So, I am still not sure if saying "'git pull' (no other arguments
and no configuration) is equivalent to 'git pull --rebase=false'"
adds much value.

If --no-rebase and --rebase=false are explained in terms of why
these options that specify such an unnatural action (after all, you
say "do this" or "do it this way", but do not usually have to say
"do not do it that way") need to exist.

If I were writing this patch, I would rearrange the existing text
like so:

 * Update the description of "--no-rebase" *NOT* to depend on
   --rebase=false.  Instead move it higher and say

   - The default for "git pull" is to "merge" the other history into
     your history, but optionally you can "rebase" your history on
     top of the other history.

   - There are configuration variables (pull.rebase and
     branch.<name>.rebase) that trigger the optional behaviour, and
     when you set it, your "git pull" would "rebase".

   - The "--no-rebase" option is to defeat such configuration to
     tell the command to "merge" for this particular invocation.
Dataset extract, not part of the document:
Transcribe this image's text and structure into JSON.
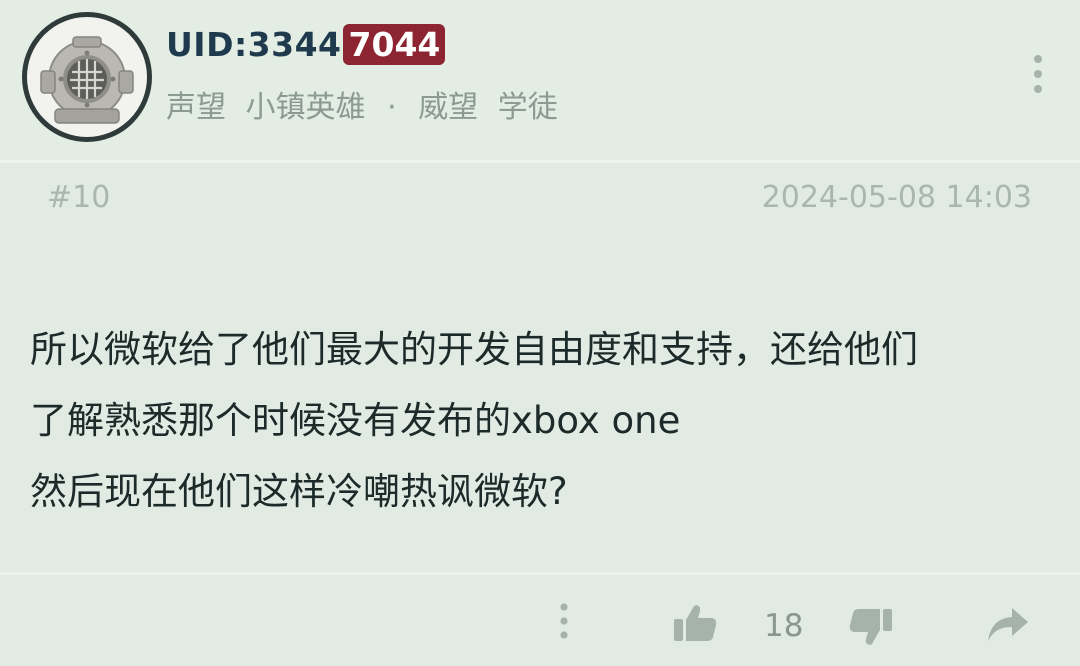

 * Update the description of "--rebase=<kind>" and move the
   paragraph that begins with "When false" to the end, something
   like:

   - `--rebase` alone is equivalent to `--rebase=true`.
   - When set to 'merges'...
   - When set to 'interactive'...
   - See `pull.rebase`, ..., if you want to make `git pull` always
     rebase your history on top of theirs, instead of merging their
     history to yours.
   - `--rebase=false` is synonym to `--no-rebase`.